Roundup: Double-bunking in solitary
The Correctional Investigator is sounding the alarm as the number of isolation cases in prisons continues to rise, with solitary being used in cases that are increasingly inappropriate, and more mind-bogglingly, there are cases where they are double-bunking people in solitary. You know, the opposite of “solitary.” But hey, Vic Toews kept assuring us that there was no population crisis in prisons, and that all of the fears of a population explosion post-mandatory minimum sentence bill passing were all overblown. Somehow the numbers don’t seem to be showing that to be the case.
Thanks to government stonewalling, the Parliamentary Budget Office is now filing Access to Information requests in order to get information that they need, and paying for those requests out of their already meagre budgets.
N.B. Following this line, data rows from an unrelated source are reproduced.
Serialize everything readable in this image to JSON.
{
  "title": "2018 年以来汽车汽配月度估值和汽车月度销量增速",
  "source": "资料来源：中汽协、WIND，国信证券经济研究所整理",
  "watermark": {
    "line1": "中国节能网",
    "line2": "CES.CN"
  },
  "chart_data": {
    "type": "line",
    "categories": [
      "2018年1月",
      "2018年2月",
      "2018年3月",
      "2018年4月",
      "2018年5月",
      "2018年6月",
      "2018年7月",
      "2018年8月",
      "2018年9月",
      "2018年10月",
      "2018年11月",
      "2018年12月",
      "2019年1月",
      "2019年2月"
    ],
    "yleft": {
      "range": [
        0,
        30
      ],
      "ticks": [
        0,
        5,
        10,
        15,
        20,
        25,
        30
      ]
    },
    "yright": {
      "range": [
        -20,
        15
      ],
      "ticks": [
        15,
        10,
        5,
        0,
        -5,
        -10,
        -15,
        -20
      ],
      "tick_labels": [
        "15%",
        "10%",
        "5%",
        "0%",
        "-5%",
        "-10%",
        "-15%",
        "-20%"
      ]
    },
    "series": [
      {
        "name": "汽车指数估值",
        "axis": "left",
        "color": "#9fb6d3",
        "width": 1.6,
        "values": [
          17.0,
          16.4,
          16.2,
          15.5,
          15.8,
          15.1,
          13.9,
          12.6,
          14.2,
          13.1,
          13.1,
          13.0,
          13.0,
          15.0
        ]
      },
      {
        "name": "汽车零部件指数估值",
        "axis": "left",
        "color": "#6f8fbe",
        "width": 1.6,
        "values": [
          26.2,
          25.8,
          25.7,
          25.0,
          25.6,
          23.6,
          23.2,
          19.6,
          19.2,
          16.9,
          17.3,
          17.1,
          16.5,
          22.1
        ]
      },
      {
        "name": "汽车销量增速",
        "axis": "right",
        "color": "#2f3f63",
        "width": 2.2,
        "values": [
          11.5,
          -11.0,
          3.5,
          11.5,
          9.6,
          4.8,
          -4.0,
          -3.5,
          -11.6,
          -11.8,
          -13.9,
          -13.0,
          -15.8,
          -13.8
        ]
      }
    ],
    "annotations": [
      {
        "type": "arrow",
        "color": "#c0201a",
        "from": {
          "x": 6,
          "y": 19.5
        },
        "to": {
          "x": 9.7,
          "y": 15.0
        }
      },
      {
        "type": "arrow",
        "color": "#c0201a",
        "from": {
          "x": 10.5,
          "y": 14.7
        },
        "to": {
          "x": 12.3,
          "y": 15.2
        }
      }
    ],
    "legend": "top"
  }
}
Meanwhile, the International Monetary Fund is giving former PBO Kevin Page high marks for his work while he was on the job.
Roundup: Recall the committee
Olivia Chow has garnered enough support to recall the Commons transport committee on Tuesday to hold emergency meetings on rail safety, although I’m still not sure what they’ll accomplish other than the feeling that they’re seen to be doing something, even though there are still very few facts on the table as to what actually happened in Lac-Mégantic. Meanwhile, the Transportation Safety Board tabled their annual report to Parliament, and lamented the lack of expediency by which Transport Canada implements their regulations, something Lisa Raitt is now calling on the department to do.